Lynparza/Olaparib/Cediranib misses survival endpoint in recurrent ovarian cancer trial

According todata from the Phase 3 ICON9 study (NCT03278717) presented at the 2024 ESMO Conference, compared with single useOlaparib/olaparib (Ol Compared with aparib), maintaining olaparib plus Cediranib did not significantly improve progression-free survival (PFS) or overall survival (OS) in patients with recurrent platinum-sensitive ovarian cancer. At a median follow-up of 37.0 months, the median PFS was 11.0 months in the olaparib and olaparib/cediranib arms, respectively (95% confidence interval [CI], 8 .4-12.8) and 13.9 months (95%CI, 11.3-16.1) (HR=0.84; 95%CI:0.65-1.07; P=0.24).

ICON9 is an international academic, controlled, randomized phase 3 trial evaluating olaparib and cediranib as maintenance therapy in the first platinum-sensitive recurrent ovarian cancer to have previously responded to platinum therapy. For context, most patients with advanced ovarian cancer will have a recurrence within 18 to 24 months. In platinum-sensitive relapses, the PARP inhibitor olaparib and the VEGF inhibitor cediranib each led to improved outcomes.

Patients with recurrent platinum-sensitive ovarian, fallopian tube, and primary peritoneal cancer were included in the study (n=330). Key eligibility criteria include platinum-sensitive relapse, up to 2 prior lines of therapy, complete response or partial response after at least 4 cycles of chemotherapy, BRCA of any type, and no prior treatment with a PARP inhibitor. Patients were stratified according to tumor BRCA status, surgical versus nonsurgical recurrence, prior treatment with bevacizumab, progression-free interval of 6 to 12 months versus more than 12 months, and country.

Cohort 1 included 167 patients who received oral olaparib 300 mg twice daily (BD) plus oral Cediranib 20 mg once daily (OD) until disease progression or beyond clinical benefit. Cohort 2 included 170 patients who received 300 mg of oral olaparib BD until disease progression or clinical benefit. The primary endpoint is PFS. Secondary endpoints include OS, toxicity, compliance, quality of life (QoL), cost-effectiveness, further treatment and response rate.

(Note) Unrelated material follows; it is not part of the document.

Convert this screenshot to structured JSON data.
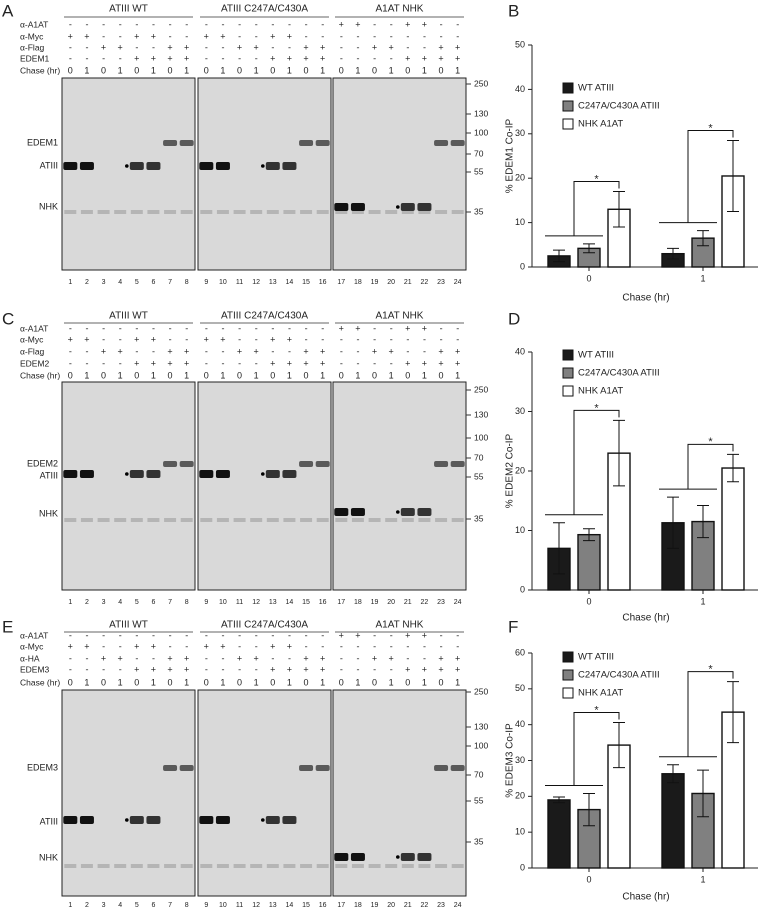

Baseline characteristics were balanced across the two treatment groups: olaparib monotherapy and olaparibMedian age in the /Cediranib treatment group was 64 years (range 34-81) and 62 years (range 34-85); most had an ECOG performance status of 0 (56.5% vs. 61.1%); most had serous carcinoma (97.0% vs. 97.6%); most patients did not undergo surgery at the time of recurrence (85.3% vs. 88.6%).

According to the results, at a median follow-up of 37.0 months, OS in the intention-to-treat (ITT) population was not significantly different by any stratification factor, including BRCA status. The median OS of the olaparib monotherapy group and the olaparib/Cediranib treatment group were 37.8 months (95% CI, 26.9-45.0) and 37.2 months (95% CI, 29.3-44.5) respectively (HR=0.92; 95% CI, 0.67-1.26; P=0.81). According to BRCA status, the P values u200bu200bfor BRCA-mutated and wild-type BRCA patients were 0.60 and 0.94, respectively.

Regarding safety, safety was generally consistent with expected toxicities for both drugs. The event rates in the olaparib monotherapy group and the olaparib/cediranib treatment group were 17.6% (n=30/170) and 19.8% (n=33/167), respectively. Respectively, 82.1% (n=115) and 76.9% (n=103) of patients experienced disease progression; the incidence rates of toxic reactions were 10.7% (n=15) and 13.4% (n=18) respectively. The median number of periods was 8 (range 0-51) and 11 (range 0-55) respectively. The most common grade 3 or higher adverse events (AEs) occurred in the olaparib plus cediranib versus olaparib alone groups and included anemia, hypertension, diarrhea, fatigue, decreased neutrophil count, and abdominal pain.

In summary, the improvement in progression or overall survival with maintenance olaparib and cediranib was not statistically significant compared with olaparib alone, but it is worth noting that in the olaparib arm, progression-free survival of 11 months was better than our expectation of 8.4 months, and in terms of overall survival, it was significantly better than the expectation of 37.8 months instead of 29.8 months.